The companies include BalletX from Philly, Whim W’Him from Seattle, Dominic Walsh from Houston, and Company C Contemporary Ballet from the Bay Area. The last two groups are based in New York: Troy Schumacher’s BalletCollective and Jessica Lang Dance.
Allison Walsh and Billy Cannon of BalletX. Photo by Alexander Iziliaev, Courtesy Ballet v6.0.

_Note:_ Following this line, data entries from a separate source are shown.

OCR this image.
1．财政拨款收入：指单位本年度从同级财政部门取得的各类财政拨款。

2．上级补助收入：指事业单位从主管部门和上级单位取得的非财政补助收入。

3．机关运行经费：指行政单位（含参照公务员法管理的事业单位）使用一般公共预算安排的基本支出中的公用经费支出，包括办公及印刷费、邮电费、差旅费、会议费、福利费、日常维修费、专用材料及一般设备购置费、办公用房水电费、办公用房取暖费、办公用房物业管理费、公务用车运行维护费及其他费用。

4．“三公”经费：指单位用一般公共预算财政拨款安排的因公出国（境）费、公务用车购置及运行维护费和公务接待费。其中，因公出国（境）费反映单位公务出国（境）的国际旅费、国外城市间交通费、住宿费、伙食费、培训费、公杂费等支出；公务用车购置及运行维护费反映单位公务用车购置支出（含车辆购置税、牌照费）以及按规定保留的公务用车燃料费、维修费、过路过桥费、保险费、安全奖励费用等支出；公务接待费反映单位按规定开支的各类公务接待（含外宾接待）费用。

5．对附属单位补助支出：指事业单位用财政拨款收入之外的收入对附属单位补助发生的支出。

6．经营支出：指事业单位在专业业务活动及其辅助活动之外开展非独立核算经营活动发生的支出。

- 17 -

Matthew Neenan of BalletX, Dominic Walsh, and Jessica Lang (click here to see my “Choreography in Focus” with Jessica Lang) already have reputations as choreographers. But Walsh's company has also done works by Bourne and Kylián.
Olivier Wevers, founder of Whim W’him, choreographs but also invites others to make pieces for his group. For this foray, he is producing a classic Bournonville pas de deux, but with two men. (Don’t try to take this piece to Russia, where anything hinting of homosexuality can now get you arrested!)
Charles Anderson’s ambitious Company C, a 2010 “25 to Watch,” is bringing works by Patrick Corbin and Brian Reeder (see our “Choreography in Focus” with Brian Reeder here).
Edilsa Armendariz and Chantelle Piannetta of Company C Contemporary Ballet in Alexandre Proia's RHAPSODY IN BLUE. Photo by Rosalie O'Connor, Courtesy Ballet v6.0.
Schumacher, a little cannonball of a dancer from New York City Ballet, uses comrades from that company for BalletCollective. He is working on a collaborations with a photographer and a dramaturge.
No doubt Ballet v6.0 will provide a refreshing look at a classical art. Although the productions will not be spectacular in size, we may see some interesting attempts at reinventing ballet for our times.